La récente attribution du Prix Goncourt à Lydie Salvayre m'a incité à puiser dans son œuvre récente et j'ai choisi “Portrait de l'écrivain en animal domestique” car ce titre m'a intrigué par sa feinte originalité, variation sur la formule « portrait de l'écrivain en... » d'un usage commode pour intituler des articles, mais aussi des romans. Tout avait commencé, me semble-t-il, avec le “Portrait de l'artiste en jeune homme” de James Joyce, en 1904, avant la récente parution, après l'ouvrage de Lydie Salvayre, de “Portrait de l'auteur en femme ordinaire” (Anne Cuneo, 2009), puis d'“Autoportrait de l'auteur en coureur de fond” (Haruki Murakami, 2009), et de “Portrait d'un fumeur de crack en jeune homme” (Bill Clegg, 2011) sans oublier le “Portrait de l'écrivain en déchet” (Yves Mabin Chennevière, 2013) ...
Le sujet est excitant : un grand patron de multinationale — dont le chien se nomme Dow Jones — engage une romancière anonyme pour écrire un livre destiné à claironner sa gloire. Et, outre le genre, tout les oppose. Il est immensément riche. Elle vit chichement de ses droits d'auteur. Brutal et grossier, il fait l'apologie du libre marché, écrase sans vergogne ses concurrents comme ses cadres, et méprise la culture. Tout ça pour vendre des hamburgers et des frites dans ses fast food à travers le monde. Intellectuelle délicate, elle s'offusque des propos et des actes de ce patron qu'elle accompagne plusieurs mois durant, obligée de se faire passer pour une escort girl. Car, à l'exception de l'épouse et d'un homme de confiance, personne dans l'entreprise ne doit savoir que le big boss a recruté une littéraire pour rédiger son Testament...
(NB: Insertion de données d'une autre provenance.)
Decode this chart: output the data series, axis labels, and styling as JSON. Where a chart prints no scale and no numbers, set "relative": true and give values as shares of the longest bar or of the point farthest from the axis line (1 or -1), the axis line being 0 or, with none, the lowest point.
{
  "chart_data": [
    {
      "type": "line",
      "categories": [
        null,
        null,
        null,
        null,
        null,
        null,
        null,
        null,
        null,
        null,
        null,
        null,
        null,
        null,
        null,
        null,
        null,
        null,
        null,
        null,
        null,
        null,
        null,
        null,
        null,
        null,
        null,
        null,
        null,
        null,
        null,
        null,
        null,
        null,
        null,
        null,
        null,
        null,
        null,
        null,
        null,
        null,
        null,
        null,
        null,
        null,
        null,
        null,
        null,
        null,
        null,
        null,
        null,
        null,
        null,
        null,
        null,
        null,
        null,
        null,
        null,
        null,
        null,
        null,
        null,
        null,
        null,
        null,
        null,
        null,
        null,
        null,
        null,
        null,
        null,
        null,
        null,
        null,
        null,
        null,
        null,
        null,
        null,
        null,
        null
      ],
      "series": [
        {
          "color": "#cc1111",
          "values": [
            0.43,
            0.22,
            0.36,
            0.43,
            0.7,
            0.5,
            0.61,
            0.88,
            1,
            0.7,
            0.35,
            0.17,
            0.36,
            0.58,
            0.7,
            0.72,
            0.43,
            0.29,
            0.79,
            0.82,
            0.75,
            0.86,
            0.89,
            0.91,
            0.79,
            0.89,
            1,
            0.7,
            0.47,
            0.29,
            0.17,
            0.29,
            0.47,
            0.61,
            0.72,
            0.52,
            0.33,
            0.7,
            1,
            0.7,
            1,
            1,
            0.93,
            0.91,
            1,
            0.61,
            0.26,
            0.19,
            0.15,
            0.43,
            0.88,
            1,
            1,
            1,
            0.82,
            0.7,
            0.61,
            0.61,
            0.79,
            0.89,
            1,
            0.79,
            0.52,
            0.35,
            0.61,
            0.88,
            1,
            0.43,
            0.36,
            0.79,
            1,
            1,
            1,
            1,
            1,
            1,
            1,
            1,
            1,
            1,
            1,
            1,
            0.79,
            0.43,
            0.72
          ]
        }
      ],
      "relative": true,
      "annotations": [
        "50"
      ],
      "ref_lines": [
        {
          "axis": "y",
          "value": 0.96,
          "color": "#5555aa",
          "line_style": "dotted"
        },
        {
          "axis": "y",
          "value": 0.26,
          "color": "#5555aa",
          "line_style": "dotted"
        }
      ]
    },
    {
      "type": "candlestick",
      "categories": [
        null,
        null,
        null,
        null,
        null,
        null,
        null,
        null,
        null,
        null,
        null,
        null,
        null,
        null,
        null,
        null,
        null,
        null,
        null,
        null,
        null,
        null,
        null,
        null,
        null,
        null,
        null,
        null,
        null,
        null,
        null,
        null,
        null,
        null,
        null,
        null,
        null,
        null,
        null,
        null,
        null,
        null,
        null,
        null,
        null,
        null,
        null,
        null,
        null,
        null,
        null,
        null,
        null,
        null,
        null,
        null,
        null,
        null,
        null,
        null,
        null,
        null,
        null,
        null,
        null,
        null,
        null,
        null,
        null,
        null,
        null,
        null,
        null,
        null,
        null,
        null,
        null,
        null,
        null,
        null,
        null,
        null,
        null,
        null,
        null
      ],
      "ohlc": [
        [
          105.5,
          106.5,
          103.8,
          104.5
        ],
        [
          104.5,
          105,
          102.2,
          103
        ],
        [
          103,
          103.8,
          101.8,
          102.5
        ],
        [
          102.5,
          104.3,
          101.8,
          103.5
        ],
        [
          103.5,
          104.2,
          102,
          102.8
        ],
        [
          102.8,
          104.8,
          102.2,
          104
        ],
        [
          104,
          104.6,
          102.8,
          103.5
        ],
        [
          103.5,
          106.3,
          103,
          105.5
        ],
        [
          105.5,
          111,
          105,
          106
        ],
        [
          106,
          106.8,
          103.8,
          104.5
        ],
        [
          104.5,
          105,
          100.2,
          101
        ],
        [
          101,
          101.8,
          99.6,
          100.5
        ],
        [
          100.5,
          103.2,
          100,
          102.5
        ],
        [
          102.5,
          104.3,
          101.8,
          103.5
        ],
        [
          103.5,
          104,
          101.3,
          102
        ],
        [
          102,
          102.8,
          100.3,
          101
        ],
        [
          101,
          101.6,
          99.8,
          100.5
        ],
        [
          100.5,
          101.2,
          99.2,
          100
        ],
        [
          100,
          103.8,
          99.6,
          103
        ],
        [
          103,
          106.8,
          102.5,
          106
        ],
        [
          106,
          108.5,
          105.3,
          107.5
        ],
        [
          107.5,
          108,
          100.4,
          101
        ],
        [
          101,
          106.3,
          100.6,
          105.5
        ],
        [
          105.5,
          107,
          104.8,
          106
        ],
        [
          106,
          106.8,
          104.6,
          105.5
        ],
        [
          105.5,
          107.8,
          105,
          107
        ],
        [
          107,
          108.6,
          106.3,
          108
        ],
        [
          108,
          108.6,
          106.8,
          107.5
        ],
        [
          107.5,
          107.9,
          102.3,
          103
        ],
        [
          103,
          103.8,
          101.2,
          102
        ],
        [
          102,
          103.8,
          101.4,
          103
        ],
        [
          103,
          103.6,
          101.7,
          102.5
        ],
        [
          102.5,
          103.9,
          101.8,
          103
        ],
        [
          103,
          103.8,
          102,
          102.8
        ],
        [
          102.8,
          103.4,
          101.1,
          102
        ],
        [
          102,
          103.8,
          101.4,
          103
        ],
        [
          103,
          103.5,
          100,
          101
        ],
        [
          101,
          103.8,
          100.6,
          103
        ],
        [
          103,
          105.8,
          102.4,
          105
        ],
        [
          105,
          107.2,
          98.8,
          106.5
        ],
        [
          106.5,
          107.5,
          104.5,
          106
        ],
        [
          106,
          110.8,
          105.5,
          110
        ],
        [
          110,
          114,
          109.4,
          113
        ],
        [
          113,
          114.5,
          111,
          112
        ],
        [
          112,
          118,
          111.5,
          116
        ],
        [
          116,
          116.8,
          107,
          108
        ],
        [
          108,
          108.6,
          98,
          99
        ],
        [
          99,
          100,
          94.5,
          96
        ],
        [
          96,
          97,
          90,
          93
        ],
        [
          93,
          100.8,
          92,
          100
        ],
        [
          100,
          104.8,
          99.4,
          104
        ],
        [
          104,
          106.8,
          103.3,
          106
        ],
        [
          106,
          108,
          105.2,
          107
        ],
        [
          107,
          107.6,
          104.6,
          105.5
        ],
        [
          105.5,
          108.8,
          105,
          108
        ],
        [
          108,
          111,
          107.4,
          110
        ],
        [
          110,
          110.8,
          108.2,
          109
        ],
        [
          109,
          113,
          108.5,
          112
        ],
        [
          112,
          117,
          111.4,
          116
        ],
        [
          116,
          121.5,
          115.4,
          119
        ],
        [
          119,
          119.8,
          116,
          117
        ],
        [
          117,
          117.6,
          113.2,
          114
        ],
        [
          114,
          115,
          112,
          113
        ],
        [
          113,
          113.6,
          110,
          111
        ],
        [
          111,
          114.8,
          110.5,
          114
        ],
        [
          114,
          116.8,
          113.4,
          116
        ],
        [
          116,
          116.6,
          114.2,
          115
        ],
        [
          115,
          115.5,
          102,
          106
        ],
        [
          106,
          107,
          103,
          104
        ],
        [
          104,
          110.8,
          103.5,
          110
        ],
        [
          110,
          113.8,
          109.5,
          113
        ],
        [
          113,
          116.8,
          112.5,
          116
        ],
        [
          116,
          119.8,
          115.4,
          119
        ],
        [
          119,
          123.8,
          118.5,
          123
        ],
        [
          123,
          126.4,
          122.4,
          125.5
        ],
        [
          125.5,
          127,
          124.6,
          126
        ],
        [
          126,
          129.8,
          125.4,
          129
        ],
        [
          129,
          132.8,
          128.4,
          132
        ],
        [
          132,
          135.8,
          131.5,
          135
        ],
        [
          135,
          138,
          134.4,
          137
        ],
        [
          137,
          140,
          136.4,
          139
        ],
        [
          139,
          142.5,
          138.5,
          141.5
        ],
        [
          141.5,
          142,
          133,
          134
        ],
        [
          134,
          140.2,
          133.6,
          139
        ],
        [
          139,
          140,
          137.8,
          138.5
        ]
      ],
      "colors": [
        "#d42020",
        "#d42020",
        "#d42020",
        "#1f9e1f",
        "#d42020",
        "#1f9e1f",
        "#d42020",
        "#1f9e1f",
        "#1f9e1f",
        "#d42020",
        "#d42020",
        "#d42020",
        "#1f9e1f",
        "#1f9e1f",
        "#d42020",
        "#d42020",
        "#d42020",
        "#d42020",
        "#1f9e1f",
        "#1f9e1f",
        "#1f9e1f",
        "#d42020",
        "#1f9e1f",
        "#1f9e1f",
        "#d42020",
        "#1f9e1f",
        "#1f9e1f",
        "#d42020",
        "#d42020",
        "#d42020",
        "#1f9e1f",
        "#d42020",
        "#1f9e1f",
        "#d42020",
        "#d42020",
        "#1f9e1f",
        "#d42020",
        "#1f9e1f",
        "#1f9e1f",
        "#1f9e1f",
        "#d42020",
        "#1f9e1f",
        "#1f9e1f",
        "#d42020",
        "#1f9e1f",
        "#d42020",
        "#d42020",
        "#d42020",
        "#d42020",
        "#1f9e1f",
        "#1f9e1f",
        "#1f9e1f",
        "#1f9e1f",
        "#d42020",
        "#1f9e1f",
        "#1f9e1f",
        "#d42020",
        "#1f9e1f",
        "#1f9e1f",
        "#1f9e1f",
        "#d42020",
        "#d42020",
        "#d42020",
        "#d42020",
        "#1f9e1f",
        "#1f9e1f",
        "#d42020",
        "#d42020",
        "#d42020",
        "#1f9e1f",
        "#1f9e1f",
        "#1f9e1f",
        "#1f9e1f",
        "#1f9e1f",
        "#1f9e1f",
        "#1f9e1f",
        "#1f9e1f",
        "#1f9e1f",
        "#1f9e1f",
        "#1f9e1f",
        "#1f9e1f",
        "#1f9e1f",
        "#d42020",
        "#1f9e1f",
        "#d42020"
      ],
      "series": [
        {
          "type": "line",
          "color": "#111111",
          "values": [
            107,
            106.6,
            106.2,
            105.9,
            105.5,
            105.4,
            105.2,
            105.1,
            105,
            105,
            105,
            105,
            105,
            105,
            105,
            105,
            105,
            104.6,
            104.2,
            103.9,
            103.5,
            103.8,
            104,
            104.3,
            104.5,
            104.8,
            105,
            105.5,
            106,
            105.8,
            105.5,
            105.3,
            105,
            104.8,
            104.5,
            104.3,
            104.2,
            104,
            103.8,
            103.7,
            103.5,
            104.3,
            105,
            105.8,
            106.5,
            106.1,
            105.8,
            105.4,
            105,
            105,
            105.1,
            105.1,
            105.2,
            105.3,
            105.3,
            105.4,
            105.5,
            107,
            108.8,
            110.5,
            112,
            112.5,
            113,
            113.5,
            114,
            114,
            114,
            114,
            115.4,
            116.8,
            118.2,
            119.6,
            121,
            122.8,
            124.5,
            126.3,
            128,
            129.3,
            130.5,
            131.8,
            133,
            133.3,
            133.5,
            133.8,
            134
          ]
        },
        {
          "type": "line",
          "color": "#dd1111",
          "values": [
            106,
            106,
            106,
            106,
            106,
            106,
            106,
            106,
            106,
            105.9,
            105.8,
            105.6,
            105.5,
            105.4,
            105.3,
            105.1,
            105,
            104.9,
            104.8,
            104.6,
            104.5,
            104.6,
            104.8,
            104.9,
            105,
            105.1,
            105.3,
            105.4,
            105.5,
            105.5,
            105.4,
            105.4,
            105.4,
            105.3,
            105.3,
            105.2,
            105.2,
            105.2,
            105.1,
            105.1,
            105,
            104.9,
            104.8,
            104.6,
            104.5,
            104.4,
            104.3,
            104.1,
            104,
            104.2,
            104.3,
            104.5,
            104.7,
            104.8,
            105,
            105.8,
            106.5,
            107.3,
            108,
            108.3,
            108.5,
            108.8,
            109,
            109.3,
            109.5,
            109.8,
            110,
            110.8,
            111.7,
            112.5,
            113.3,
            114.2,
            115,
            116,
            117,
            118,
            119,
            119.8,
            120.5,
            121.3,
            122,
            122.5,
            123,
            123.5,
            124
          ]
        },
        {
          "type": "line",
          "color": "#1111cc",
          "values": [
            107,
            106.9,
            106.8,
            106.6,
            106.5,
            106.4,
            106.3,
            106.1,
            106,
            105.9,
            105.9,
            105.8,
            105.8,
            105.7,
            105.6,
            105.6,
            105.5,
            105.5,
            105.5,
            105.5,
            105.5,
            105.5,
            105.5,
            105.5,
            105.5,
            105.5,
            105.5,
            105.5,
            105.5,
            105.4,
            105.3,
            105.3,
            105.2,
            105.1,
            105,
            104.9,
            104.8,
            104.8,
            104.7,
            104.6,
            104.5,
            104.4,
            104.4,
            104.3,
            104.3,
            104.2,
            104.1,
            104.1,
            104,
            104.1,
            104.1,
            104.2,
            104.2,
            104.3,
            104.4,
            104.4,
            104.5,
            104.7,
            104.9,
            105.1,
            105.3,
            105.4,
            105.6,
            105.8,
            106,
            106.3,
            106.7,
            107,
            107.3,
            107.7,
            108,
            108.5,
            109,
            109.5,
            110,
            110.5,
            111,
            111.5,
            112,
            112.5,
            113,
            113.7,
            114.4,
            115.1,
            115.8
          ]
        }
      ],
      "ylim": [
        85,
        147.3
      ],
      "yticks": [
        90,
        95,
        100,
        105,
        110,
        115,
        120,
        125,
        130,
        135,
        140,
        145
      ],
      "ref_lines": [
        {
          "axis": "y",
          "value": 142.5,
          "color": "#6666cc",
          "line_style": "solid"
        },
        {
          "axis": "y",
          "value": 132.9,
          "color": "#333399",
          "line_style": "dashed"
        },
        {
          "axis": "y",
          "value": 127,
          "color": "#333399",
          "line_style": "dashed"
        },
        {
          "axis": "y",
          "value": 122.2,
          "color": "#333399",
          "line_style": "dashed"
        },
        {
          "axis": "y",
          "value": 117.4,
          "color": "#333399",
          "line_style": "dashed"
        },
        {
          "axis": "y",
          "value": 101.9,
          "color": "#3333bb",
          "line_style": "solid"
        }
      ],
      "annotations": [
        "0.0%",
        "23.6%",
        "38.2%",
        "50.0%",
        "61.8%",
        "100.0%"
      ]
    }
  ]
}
Jim Tobold fait partie de ces self made men qui croient donner leur ascension en modèle. Le « roi du hamburger » prend la romancière à témoin de sa réussite et de son génie des affaires : il lui dicte des formules d'allure évangélique qui servent aussi à nourrir les réunions des douze membres du conseil d'administration. Avec ces sortes de paraboles et de prophéties, c'est un véritable Messie du nouveau capitalisme qui est mis en (s)cène. Ça pourrait être jubilatoire...
Mais ça ne l'est pas vraiment. Lydie Salvayre a choisi le grand guignol, et la farce dont se nourrit l'histoire n'est pas toujours très subtile. Devenu le Maître du Monde, Tobold qui a commencé en gérant d'un peep show parisien — c'est ainsi qu'il a rencontré l'aimable et complaisante Cindy devenue son épouse — fréquente la jet set, les présidents et le tout Hollywood : l'auteure n'a pas lésiné sur le name droping et sa narratrice, bientôt impressionnée et finalement conquise par l'argent, le luxe et la célébrité, doit recourir à d'improbables astuces pour garder un petit peu l'air d'une intellectuelle parisienne égarée dans la trivialité et la marchandise. Un passage à titre d'exemple (p.83) :
« Sharon [Stone bien sûr...], assise face à lui, croisa et décroisa ses jambes à toutes fins utiles (nous offrant un assortiment merveilleux de figures destinées à incarner la question du voilement/dévoilement telle que la pose Martin Heidegger dans “Qu'appelle-t-on penser?”) et en vint, après les gracieusetés et badinages requis, à l'objet de sa visite ». Pas toujours subtile, disais-je, la référence culturelle...
Plus généralement, Tobold est dépeint avec une telle vulgarité dans ses gestes et ses propos que pour compenser le mauvais genre, la narratrice — je veux dire l'auteure — use et abuse de subjonctifs dont la distinction est censée équilibrer la grossièreté du milliardaire. En somme, un bon sujet (?) traité sur le mode de l'exagération — je pense aux 365 voitures du garage de Tobold — et qui souffre de l'insuffisance de l'intrigue, malgré le clownesque finale en « charity business » emprunté à Bill Gates et aux Restos du cœur.
• Lydie Salvayre. Portrait de l'écrivain en animal domestique. Seuil, 2007, 234 pages.